Furthermore, such a reform would also provide an opportunity to consider the effects of the digital revolution on trade practicalities, integrating both the opportunities that this would offer, as well as the risk that they would enable state-defined rules to be circumvented. Combined with the reaffirmation of the importance of the Paris Agreement, which G20 countries should implement in an exemplary and ambitious manner, and putting inequality onto the agenda, this T20 proposal would respond to the criticisms of many G20 population segments, while maintaining the multilateral framework as the priority, thus converging with the French President in the UN General Assembly forum, and the President of the European Commission in his State of the Union speech. However, can this proposal be supported by an Argentine presidency that is externally constrained by the predictable opposition of the President of the United States and weakened internally by the deterioration of the country’s economic situation? In this sense, the G20 risks being downgraded to the same status as the T20: simply a forum for ideas, perhaps even lacking the construction of a political consensus, although this can still be an important role.

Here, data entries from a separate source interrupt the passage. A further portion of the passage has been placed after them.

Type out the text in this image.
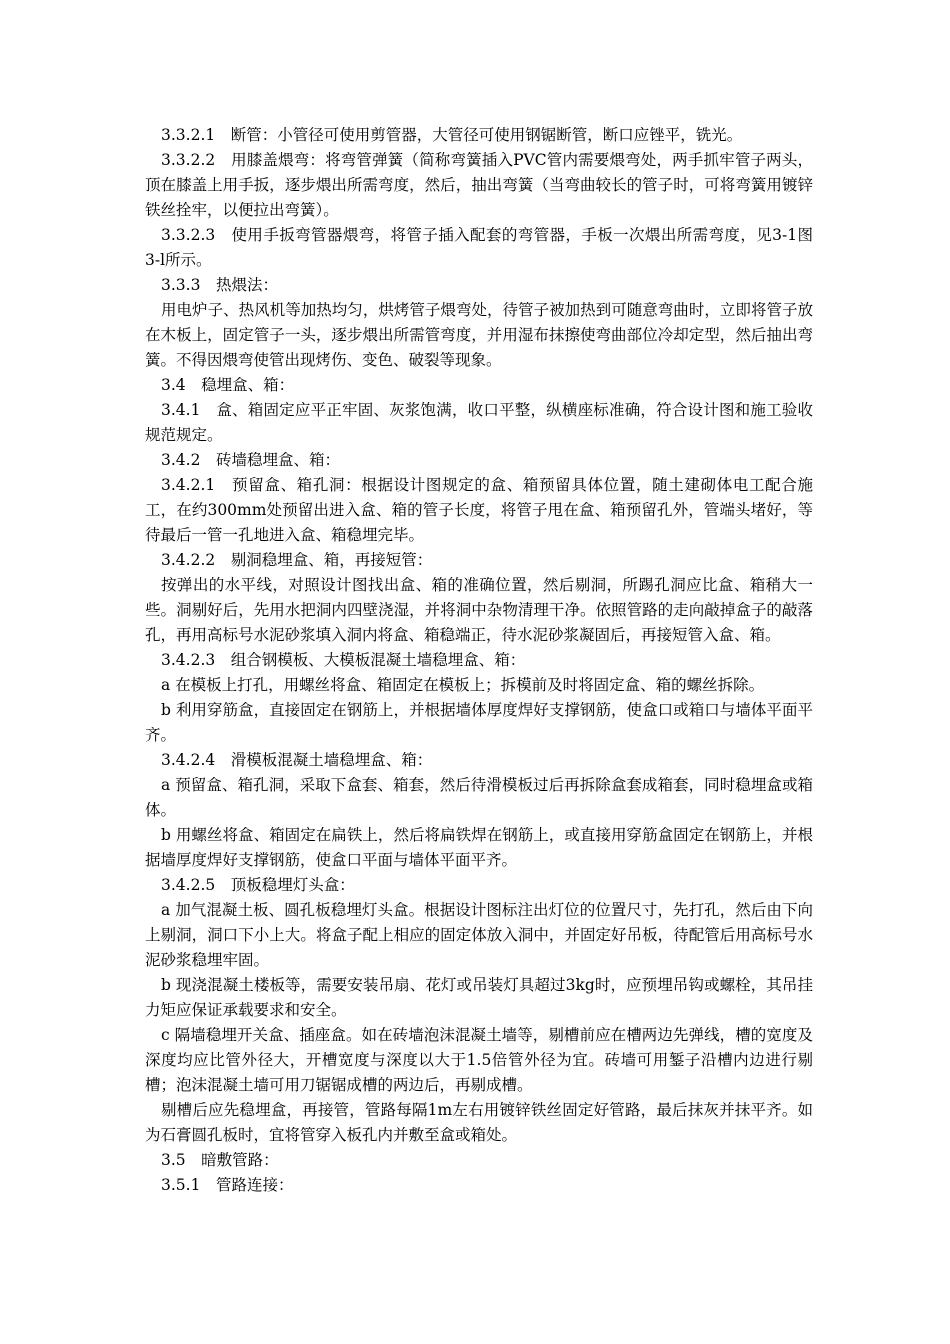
3.3.2.1　断管：小管径可使用剪管器，大管径可使用钢锯断管，断口应锉平，铣光。

3.3.2.2　用膝盖煨弯：将弯管弹簧（简称弯簧插入PVC管内需要煨弯处，两手抓牢管子两头，顶在膝盖上用手扳，逐步煨出所需弯度，然后，抽出弯簧（当弯曲较长的管子时，可将弯簧用镀锌铁丝拴牢，以便拉出弯簧）。

3.3.2.3　使用手扳弯管器煨弯，将管子插入配套的弯管器，手板一次煨出所需弯度，见3-1图3-l所示。

3.3.3　热煨法：

用电炉子、热风机等加热均匀，烘烤管子煨弯处，待管子被加热到可随意弯曲时，立即将管子放在木板上，固定管子一头，逐步煨出所需管弯度，并用湿布抹擦使弯曲部位冷却定型，然后抽出弯簧。不得因煨弯使管出现烤伤、变色、破裂等现象。

3.4　稳埋盒、箱：

3.4.1　盒、箱固定应平正牢固、灰浆饱满，收口平整，纵横座标准确，符合设计图和施工验收规范规定。

3.4.2　砖墙稳埋盒、箱：

3.4.2.1　预留盒、箱孔洞：根据设计图规定的盒、箱预留具体位置，随土建砌体电工配合施工，在约300mm处预留出进入盒、箱的管子长度，将管子甩在盒、箱预留孔外，管端头堵好，等待最后一管一孔地进入盒、箱稳埋完毕。

3.4.2.2　剔洞稳埋盒、箱，再接短管：

按弹出的水平线，对照设计图找出盒、箱的准确位置，然后剔洞，所踢孔洞应比盒、箱稍大一些。洞剔好后，先用水把洞内四壁浇湿，并将洞中杂物清理干净。依照管路的走向敲掉盒子的敲落孔，再用高标号水泥砂浆填入洞内将盒、箱稳端正，待水泥砂浆凝固后，再接短管入盒、箱。

3.4.2.3　组合钢模板、大模板混凝土墙稳埋盒、箱：

a 在模板上打孔，用螺丝将盒、箱固定在模板上；拆模前及时将固定盒、箱的螺丝拆除。

b 利用穿筋盒，直接固定在钢筋上，并根据墙体厚度焊好支撑钢筋，使盒口或箱口与墙体平面平齐。

3.4.2.4　滑模板混凝土墙稳埋盒、箱：

a 预留盒、箱孔洞，采取下盒套、箱套，然后待滑模板过后再拆除盒套成箱套，同时稳埋盒或箱体。

b 用螺丝将盒、箱固定在扁铁上，然后将扁铁焊在钢筋上，或直接用穿筋盒固定在钢筋上，并根据墙厚度焊好支撑钢筋，使盒口平面与墙体平面平齐。

3.4.2.5　顶板稳埋灯头盒：

a 加气混凝土板、圆孔板稳埋灯头盒。根据设计图标注出灯位的位置尺寸，先打孔，然后由下向上剔洞，洞口下小上大。将盒子配上相应的固定体放入洞中，并固定好吊板，待配管后用高标号水泥砂浆稳埋牢固。

b 现浇混凝土楼板等，需要安装吊扇、花灯或吊装灯具超过3kg时，应预埋吊钩或螺栓，其吊挂力矩应保证承载要求和安全。

c 隔墙稳埋开关盒、插座盒。如在砖墙泡沫混凝土墙等，剔槽前应在槽两边先弹线，槽的宽度及深度均应比管外径大，开槽宽度与深度以大于1.5倍管外径为宜。砖墙可用錾子沿槽内边进行剔槽；泡沫混凝土墙可用刀锯锯成槽的两边后，再剔成槽。

剔槽后应先稳埋盒，再接管，管路每隔1m左右用镀锌铁丝固定好管路，最后抹灰并抹平齐。如为石膏圆孔板时，宜将管穿入板孔内并敷至盒或箱处。

3.5　暗敷管路：

3.5.1　管路连接：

An operational priority: the implementation of the 2030 Agenda for Sustainable Development by financial stakeholders
Regarding the second level of intervention: the T20 is also the place where, over several years, beyond the political inflections given by successive G20 presidencies, operational recommendations on more technical subjects are built, and for which the G20 can nevertheless appear to be a decisive place for political decision-making. Thus, beyond the assertion of the importance of the Paris Agreement and the 2030 Agenda for Sustainable Development, the T20 formulates practical proposals to enable development banks and the bodies responsible for financial stability to align their strategies with the achievement of the SDGs and Paris Agreement objectives, which could lead to the G20 becoming a real driving force for these institutions.
The T20 also suggests that G20 countries should be particularly active in reporting their efforts to implement the SDGs, which is a necessary condition to enable the High Level Political Forum on the 2030 Agenda, which will meet for his fourth session in summer 2019, to be able to accomplish a real progress report, supported by a policy evaluation capacity that has led to some successes, but also an objective analysis of failures and their causes. This is the perspective of IDDRI’s recommendations.
Japan’s upcoming 2019 G20 presidency should continue to focus on the implementation of ambitious climate policies, and could also place greater emphasis on the social dimension of the 2030 Agenda (education, health) within the development working group. The opportunity of the G7 French presidency next year should make it possible to link the social issues raised by Japan in the G20 with the issues of fragility and sustainability. IDDRI and the think tank networks in which it participates (IDGM, ETTG, T20) will seek to ensure the fluidity of the debate between these two forums, whose proposals at the operational level can have a determining role on key actors for the sustainability transition (ministries of finance, public and private actors in development finance), and assuming that the discussion deadlocks at the highest political level will not prevent a substantive debate on major issues, for example on the reform of the multilateral trading system.